A nofollow tag will only mean that the web crawler doesn’t add the links found on the page to the set of pages that are to be crawled. If the link is found elsewhere without any form of exclusion then it will still appear in the index.

The following directives can be added to the (no)index/(no)follow directives to provide further control of crawler behavior. These are not currently supported by the Funnelback web crawler.

  • noarchive: this tells supporting web crawlers to index the page but to not include the document in the cache (so cache links won’t work)

  • nosnippet: this tells supporting web crawlers to index the page but to not return a snippet when rendering results. This also prevents the caching of the page (as defined by the noarchive directive above).

It is also possible to provide page-level directives using X-Robots HTTP headers. These are not currently supported by the Funnelback web crawler.

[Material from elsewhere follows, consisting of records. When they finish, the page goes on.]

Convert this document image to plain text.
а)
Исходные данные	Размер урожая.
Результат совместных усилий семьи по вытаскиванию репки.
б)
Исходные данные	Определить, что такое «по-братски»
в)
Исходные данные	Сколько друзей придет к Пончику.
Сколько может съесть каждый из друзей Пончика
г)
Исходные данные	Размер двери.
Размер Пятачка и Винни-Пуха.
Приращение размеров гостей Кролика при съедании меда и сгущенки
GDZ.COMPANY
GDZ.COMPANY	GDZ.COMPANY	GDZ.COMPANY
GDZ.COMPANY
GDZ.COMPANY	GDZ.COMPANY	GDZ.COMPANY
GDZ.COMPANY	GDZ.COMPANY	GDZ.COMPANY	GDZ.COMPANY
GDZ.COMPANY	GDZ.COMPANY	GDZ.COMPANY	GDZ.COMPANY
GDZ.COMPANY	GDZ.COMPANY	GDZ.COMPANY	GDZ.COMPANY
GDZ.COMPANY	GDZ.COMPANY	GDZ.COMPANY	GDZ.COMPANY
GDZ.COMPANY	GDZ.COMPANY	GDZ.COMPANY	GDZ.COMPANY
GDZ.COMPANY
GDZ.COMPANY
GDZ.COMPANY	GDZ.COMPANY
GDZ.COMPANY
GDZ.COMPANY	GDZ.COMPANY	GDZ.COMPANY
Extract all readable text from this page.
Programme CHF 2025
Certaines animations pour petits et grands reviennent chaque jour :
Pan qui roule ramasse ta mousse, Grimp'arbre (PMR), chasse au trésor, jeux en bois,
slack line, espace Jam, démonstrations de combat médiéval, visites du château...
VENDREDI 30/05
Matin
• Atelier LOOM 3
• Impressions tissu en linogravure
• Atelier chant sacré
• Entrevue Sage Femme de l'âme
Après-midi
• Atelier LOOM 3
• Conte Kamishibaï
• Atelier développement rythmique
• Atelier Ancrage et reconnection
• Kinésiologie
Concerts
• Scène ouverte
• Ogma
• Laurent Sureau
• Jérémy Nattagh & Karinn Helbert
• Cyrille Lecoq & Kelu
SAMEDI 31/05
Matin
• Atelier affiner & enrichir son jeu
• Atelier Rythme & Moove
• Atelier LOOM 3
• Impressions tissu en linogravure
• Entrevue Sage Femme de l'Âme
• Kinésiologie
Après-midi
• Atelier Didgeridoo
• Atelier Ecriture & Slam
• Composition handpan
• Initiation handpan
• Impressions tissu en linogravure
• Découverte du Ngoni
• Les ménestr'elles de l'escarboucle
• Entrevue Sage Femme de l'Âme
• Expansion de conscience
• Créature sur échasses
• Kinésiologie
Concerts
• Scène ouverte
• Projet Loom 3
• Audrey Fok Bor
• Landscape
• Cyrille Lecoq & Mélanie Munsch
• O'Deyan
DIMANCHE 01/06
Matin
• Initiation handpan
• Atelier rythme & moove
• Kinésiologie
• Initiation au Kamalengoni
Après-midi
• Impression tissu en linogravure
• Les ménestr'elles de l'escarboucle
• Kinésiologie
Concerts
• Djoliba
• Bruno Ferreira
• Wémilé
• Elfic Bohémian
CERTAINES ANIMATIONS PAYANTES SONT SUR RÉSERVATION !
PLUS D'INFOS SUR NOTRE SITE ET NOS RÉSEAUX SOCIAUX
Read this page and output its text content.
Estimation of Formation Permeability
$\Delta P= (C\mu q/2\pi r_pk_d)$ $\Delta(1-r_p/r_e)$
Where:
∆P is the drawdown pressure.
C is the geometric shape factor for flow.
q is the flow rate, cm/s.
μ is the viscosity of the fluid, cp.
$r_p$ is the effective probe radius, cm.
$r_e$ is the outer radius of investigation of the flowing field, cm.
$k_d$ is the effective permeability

there are a number of additional robots meta tags that have been defined by third parties such as Google (such as noimageindex and nocache).

Tutorial: Prevent a home page from appearing in the search index

  1. Add a meta robots noindex,follow tag to your site home page so that the site is indexed but the home page is excluded from the search results. See: Metadata

  2. Crawl and index the site and observe that the home page is automatically excluded from the search results.

The HTML anchor <A> tag includes an attribute that can be used to prevent a web crawler from following a link. This is the same as the robots meta nofollow tag, but applies only to the link on which it is set.

To prevent the Funnelback crawler from following a specific link on a page add a rel attribute to the anchor tag.

Don’t follow this link
<a href="mylink.html" rel="nofollow" />
A nofollow attribute means that the Funnelback web crawler doesn’t add the specific link to the set of pages that are to be crawler. If the link is found elsewhere without any form of exclusion then it will still appear in the index.
  1. Create a new standard page that doesn’t display in the site navigation (i.e. link type: hidden link)

  2. Add a link to this page from your home page and include add a rel attribute on the link to prevent it from being crawled.

  3. Crawl the site and observe that the new page is skipped by the crawler and is not included in the search index.